Though being highly complex, payment mechanisms are extremely vital for facilities management. When public-private relationships are supported by contract management it is the value of PPP / PFI projects that is capitalized on. It basically gives a picture of the client requirements and thus providing the means to measure and monitor performance and organization under which the payment due to the private
White Papers have been published defining the effective management of performance through payments thus providing an aid to both client and providers in easily understanding the complexities of payments.
Such White Paper has brought forward some key points to be taken care while designing a payment mechanism. SWG provides P3 Performance Management which has been an effective measure as it has devised by gaining proficient from management.
Some question it takes care of , are as follows:
- How demanding should the contractual definitions of availability and service performance standards be?
- How quickly, in terms of response and rectification periods, do problems have to be solved?
- What scope should the private partner have to provide alternative services/ locations instead of having deductions applied, in order to give them greater flexibility to avoid deductions, or for allowing ‘unavailable’ facilities to be used?

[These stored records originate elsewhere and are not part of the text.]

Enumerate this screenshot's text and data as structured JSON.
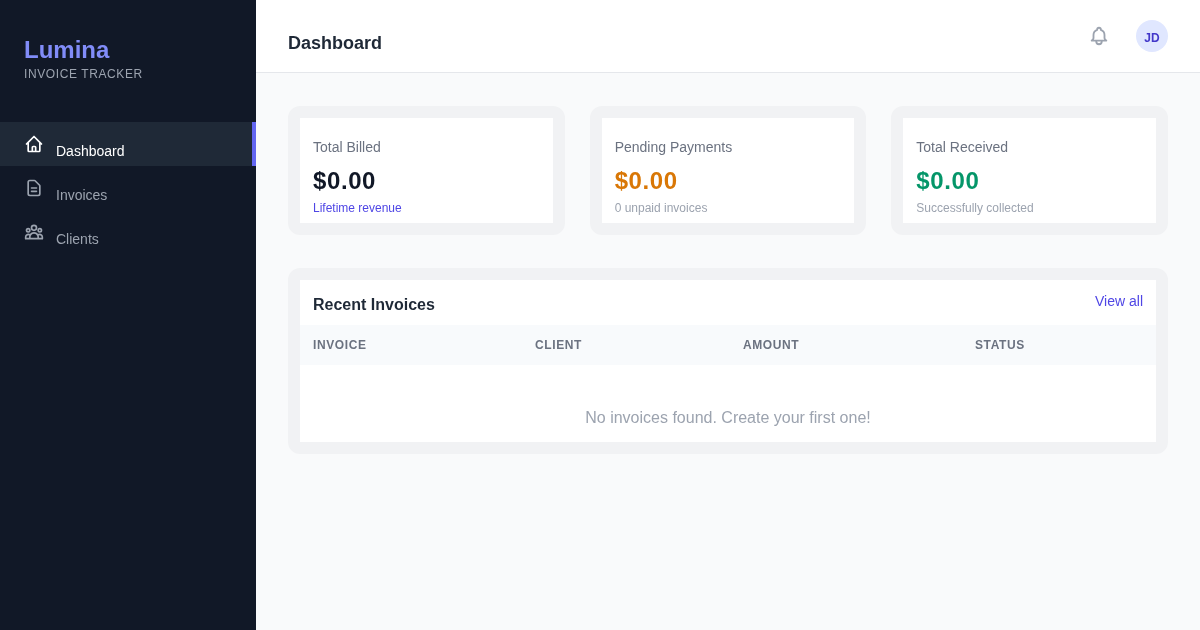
{
  "sidebar": {
    "logo": "Lumina",
    "subtitle": "INVOICE TRACKER",
    "items": [
      {
        "label": "Dashboard",
        "selected": true
      },
      {
        "label": "Invoices",
        "selected": false
      },
      {
        "label": "Clients",
        "selected": false
      }
    ]
  },
  "header": {
    "title": "Dashboard",
    "avatar_initials": "JD"
  },
  "stats": [
    {
      "label": "Total Billed",
      "value": "$0.00",
      "color": "#111827",
      "note": "Lifetime revenue",
      "note_highlighted": true
    },
    {
      "label": "Pending Payments",
      "value": "$0.00",
      "color": "#d97706",
      "note": "0 unpaid invoices",
      "note_highlighted": false
    },
    {
      "label": "Total Received",
      "value": "$0.00",
      "color": "#059669",
      "note": "Successfully collected",
      "note_highlighted": false
    }
  ],
  "recent_invoices": {
    "title": "Recent Invoices",
    "link": "View all",
    "columns": [
      "INVOICE",
      "CLIENT",
      "AMOUNT",
      "STATUS"
    ],
    "empty_message": "No invoices found. Create your first one!"
  }
}
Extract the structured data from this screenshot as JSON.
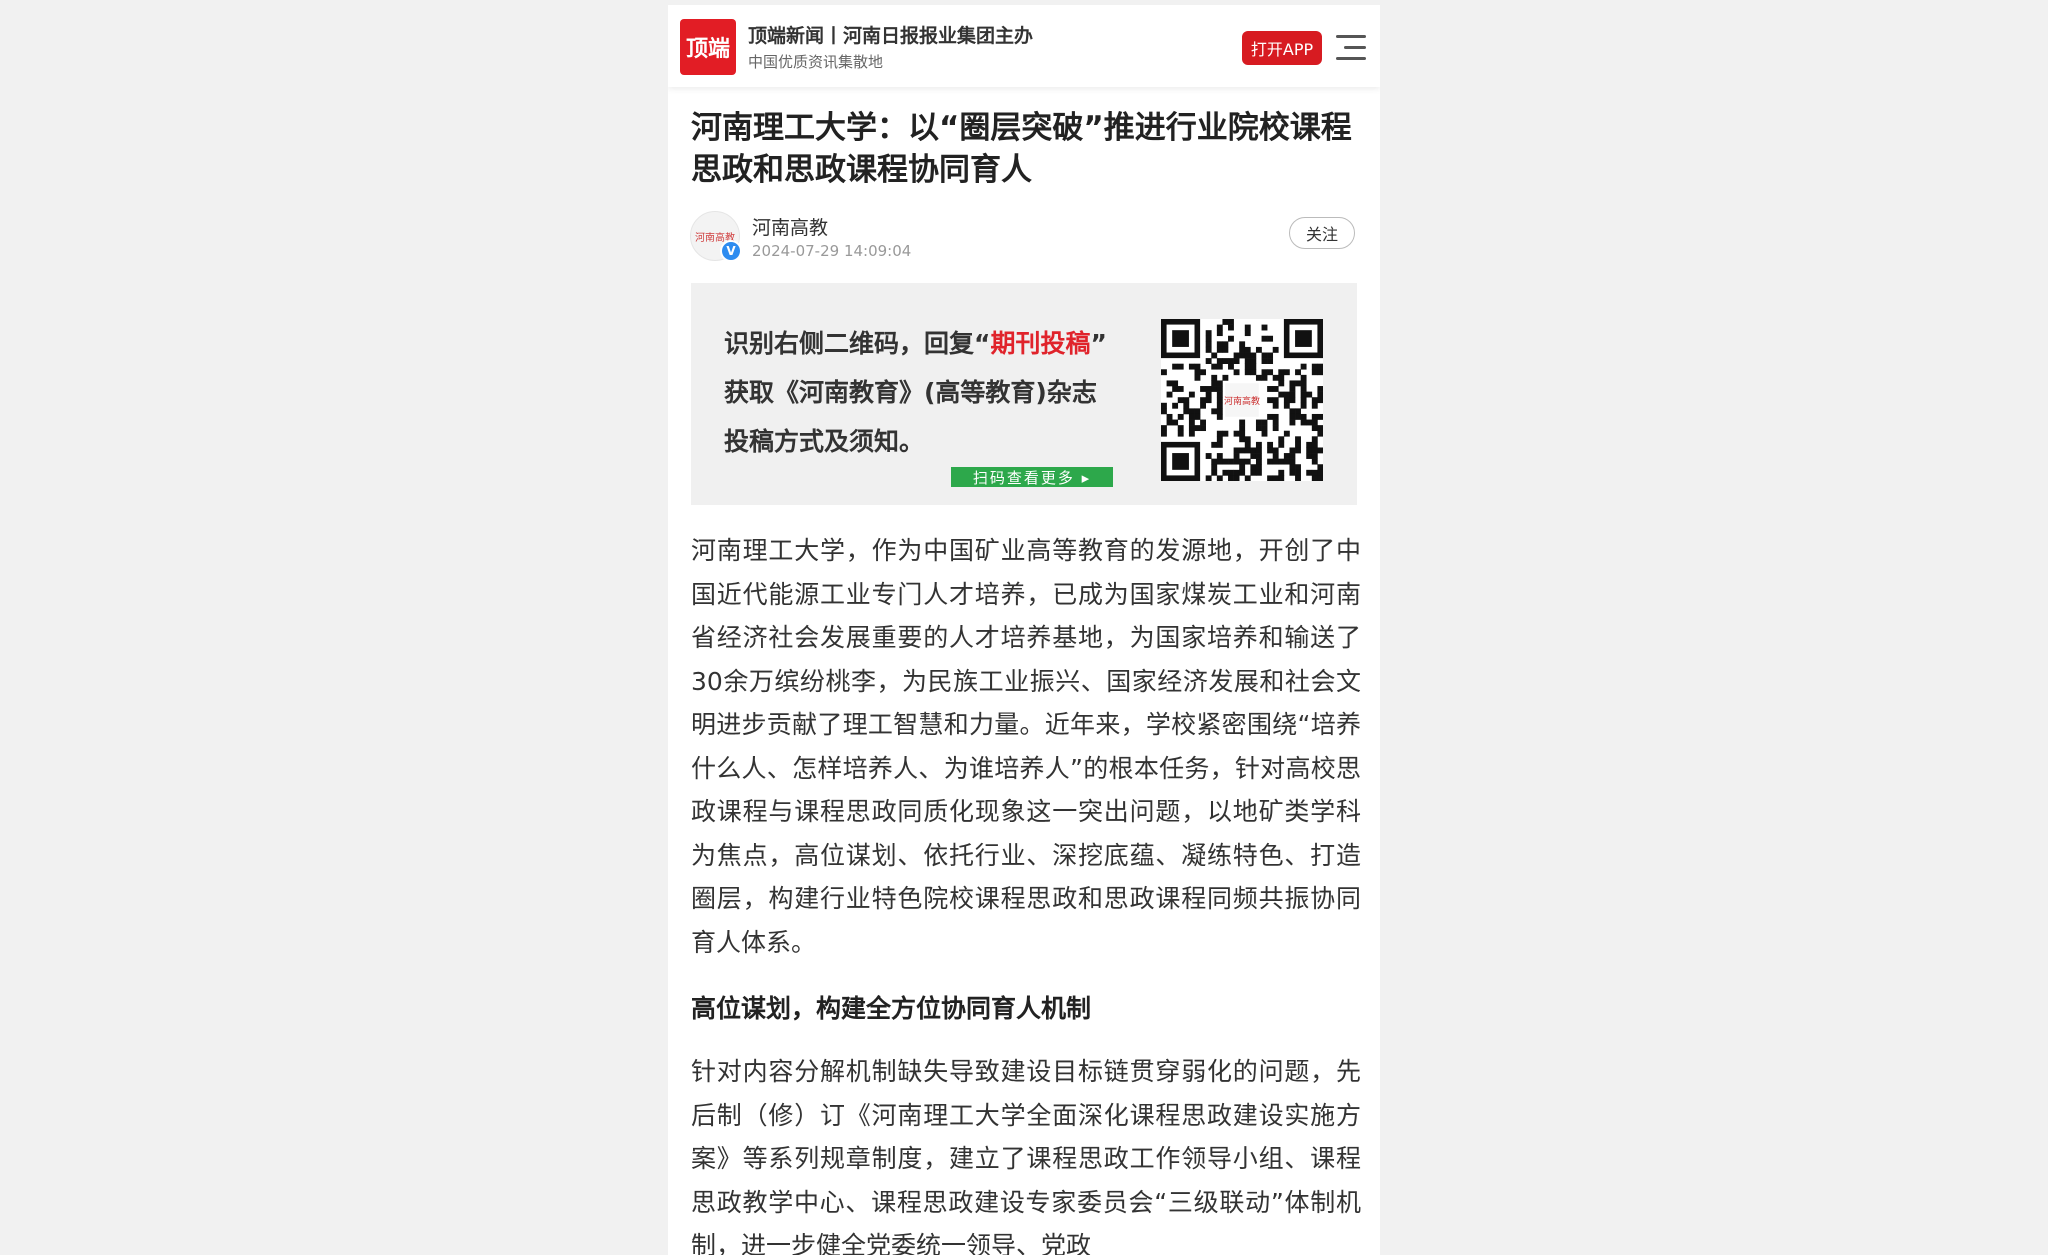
{
  "header": {
    "logo_text": "顶端",
    "brand_line": "顶端新闻丨河南日报报业集团主办",
    "tagline": "中国优质资讯集散地",
    "open_app_label": "打开APP",
    "menu_icon": "hamburger-menu-icon"
  },
  "article": {
    "title": "河南理工大学：以“圈层突破”推进行业院校课程思政和思政课程协同育人",
    "author": "河南高教",
    "verified_badge": "V",
    "avatar_text": "河南高教",
    "timestamp": "2024-07-29 14:09:04",
    "follow_label": "关注"
  },
  "banner": {
    "line1_prefix": "识别右侧二维码，回复“",
    "line1_highlight": "期刊投稿",
    "line1_suffix": "”",
    "line2": "获取《河南教育》(高等教育)杂志",
    "line3": "投稿方式及须知。",
    "scan_more": "扫码查看更多 ▸",
    "qr_icon": "qr-code-icon",
    "highlight_color": "#e0232b",
    "button_color": "#2da84b"
  },
  "body": {
    "paragraph1": "河南理工大学，作为中国矿业高等教育的发源地，开创了中国近代能源工业专门人才培养，已成为国家煤炭工业和河南省经济社会发展重要的人才培养基地，为国家培养和输送了30余万缤纷桃李，为民族工业振兴、国家经济发展和社会文明进步贡献了理工智慧和力量。近年来，学校紧密围绕“培养什么人、怎样培养人、为谁培养人”的根本任务，针对高校思政课程与课程思政同质化现象这一突出问题，以地矿类学科为焦点，高位谋划、依托行业、深挖底蕴、凝练特色、打造圈层，构建行业特色院校课程思政和思政课程同频共振协同育人体系。",
    "subheading1": "高位谋划，构建全方位协同育人机制",
    "paragraph2": "针对内容分解机制缺失导致建设目标链贯穿弱化的问题，先后制（修）订《河南理工大学全面深化课程思政建设实施方案》等系列规章制度，建立了课程思政工作领导小组、课程思政教学中心、课程思政建设专家委员会“三级联动”体制机制，进一步健全党委统一领导、党政"
  },
  "colors": {
    "brand_red": "#e21d25",
    "page_bg": "#f1f1f1"
  }
}
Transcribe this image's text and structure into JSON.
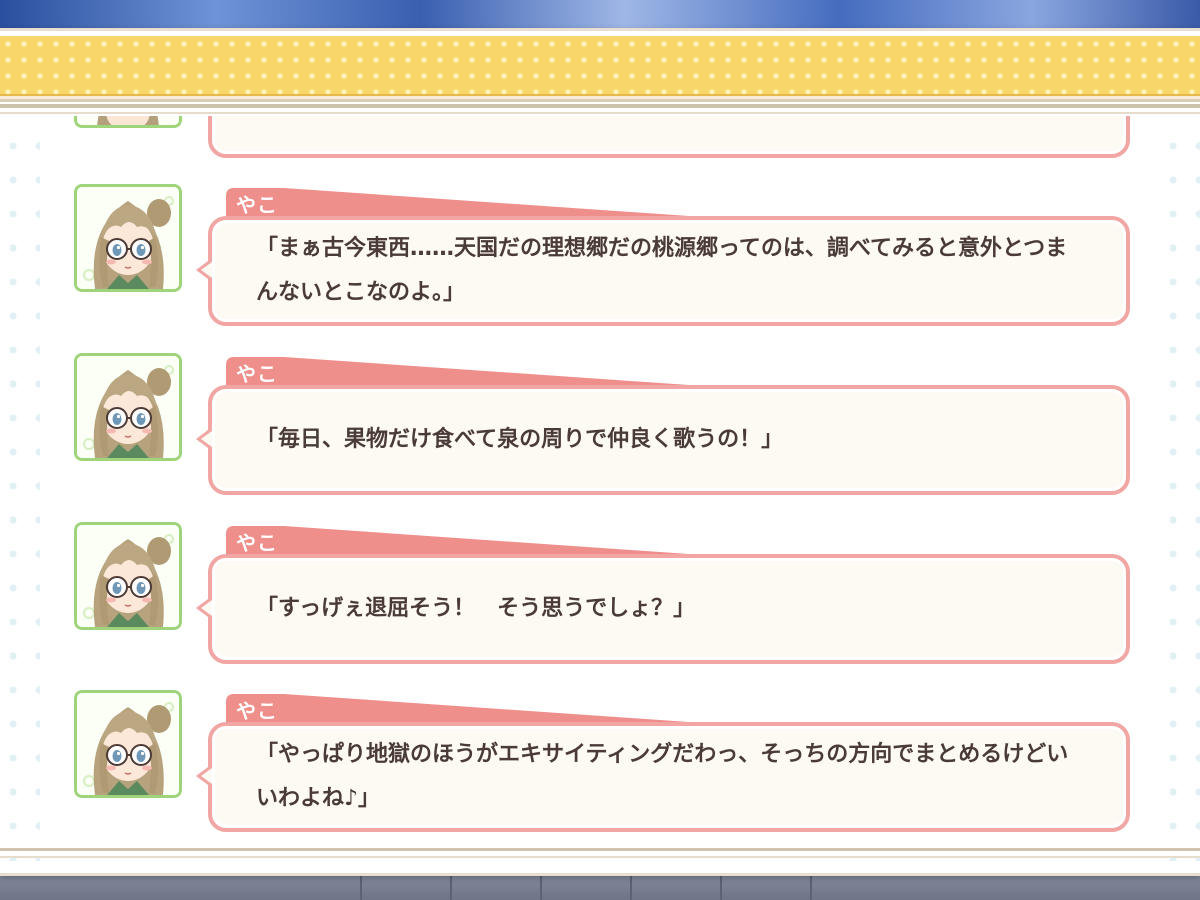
{
  "log": {
    "entries": [
      {
        "speaker": "やこ",
        "text": "「まぁ古今東西……天国だの理想郷だの桃源郷ってのは、調べてみると意外とつまんないとこなのよ。」"
      },
      {
        "speaker": "やこ",
        "text": "「毎日、果物だけ食べて泉の周りで仲良く歌うの！」"
      },
      {
        "speaker": "やこ",
        "text": "「すっげぇ退屈そう！　そう思うでしょ？」"
      },
      {
        "speaker": "やこ",
        "text": "「やっぱり地獄のほうがエキサイティングだわっ、そっちの方向でまとめるけどいいわよね♪」"
      }
    ]
  },
  "colors": {
    "name_tab": "#ee8f8b",
    "bubble_border": "#f1a6a3",
    "avatar_border": "#9fd47a",
    "header_bar": "#f8d66a",
    "text": "#4a3b36"
  },
  "icons": {
    "avatar": "character-portrait-icon"
  }
}
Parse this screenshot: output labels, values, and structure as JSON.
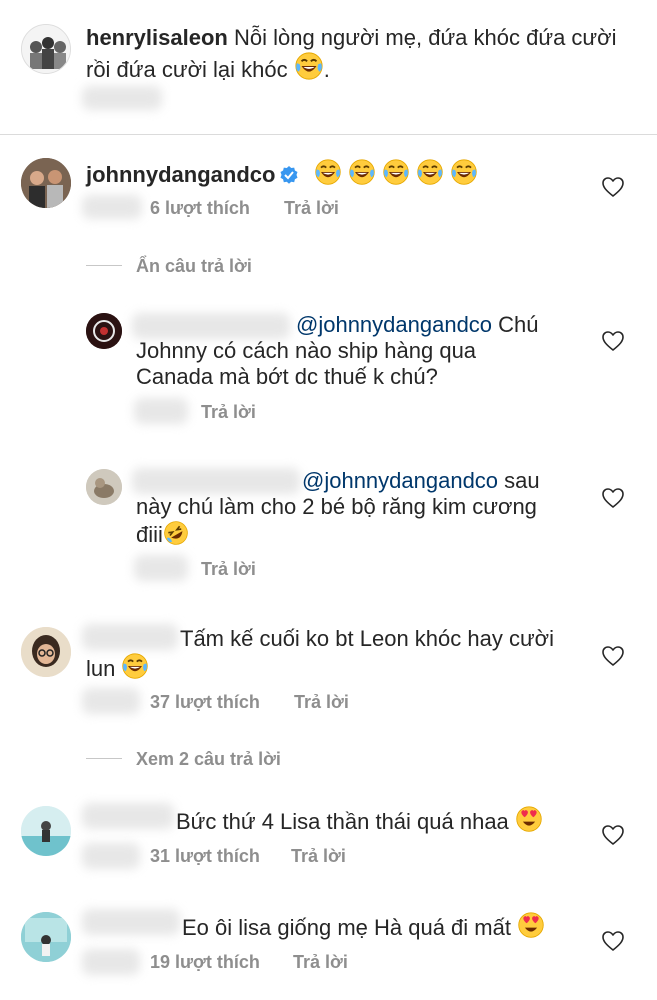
{
  "post_caption": {
    "username": "henrylisaleon",
    "text_line1": "Nỗi lòng người mẹ, đứa khóc đứa cười",
    "text_line2": "rồi đứa cười lại khóc",
    "text_end": "."
  },
  "comments": [
    {
      "username": "johnnydangandco",
      "verified": true,
      "emoji_count": 5,
      "likes": "6 lượt thích",
      "reply": "Trả lời",
      "toggle_replies": "Ẩn câu trả lời",
      "replies": [
        {
          "mention": "@johnnydangandco",
          "line1_rest": "Chú",
          "line2": "Johnny có cách nào ship hàng qua",
          "line3": "Canada mà bớt dc thuế k chú?",
          "reply": "Trả lời"
        },
        {
          "mention": "@johnnydangandco",
          "line1_rest": "sau",
          "line2": "này chú làm cho 2 bé bộ răng kim cương",
          "line3": "điii",
          "reply": "Trả lời"
        }
      ]
    },
    {
      "line1": "Tấm kế cuối ko bt Leon khóc hay cười",
      "line2": "lun",
      "likes": "37 lượt thích",
      "reply": "Trả lời",
      "view_replies": "Xem 2 câu trả lời"
    },
    {
      "text": "Bức thứ 4 Lisa thần thái quá nhaa",
      "likes": "31 lượt thích",
      "reply": "Trả lời"
    },
    {
      "text": "Eo ôi lisa giống mẹ Hà quá đi mất",
      "likes": "19 lượt thích",
      "reply": "Trả lời"
    }
  ],
  "icons": {
    "like": "heart-outline-icon",
    "laugh": "tears-of-joy-emoji",
    "rofl": "rolling-laughing-emoji",
    "love": "heart-eyes-emoji",
    "verified": "verified-badge-icon"
  },
  "colors": {
    "text": "#262626",
    "meta": "#8e8e8e",
    "mention": "#00376b",
    "verified": "#3897f0"
  }
}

- What are the appropriate levels of deductions for unavailability or poor performance?
- What are the appropriate mechanisms for repeated or widespread failures?
- At what level should performance deductions be capped?
PPP/PFI provides a long term value for its stake holders as the payment mechanism service delivery is measured and monitored effectively along with a successful rectification of payment mechanisms using integrated performance software. The idea is simple enough as it projects on building and strengthening operational partnership and providing measurable cost saving resulting in high improvements in productivity and time controls.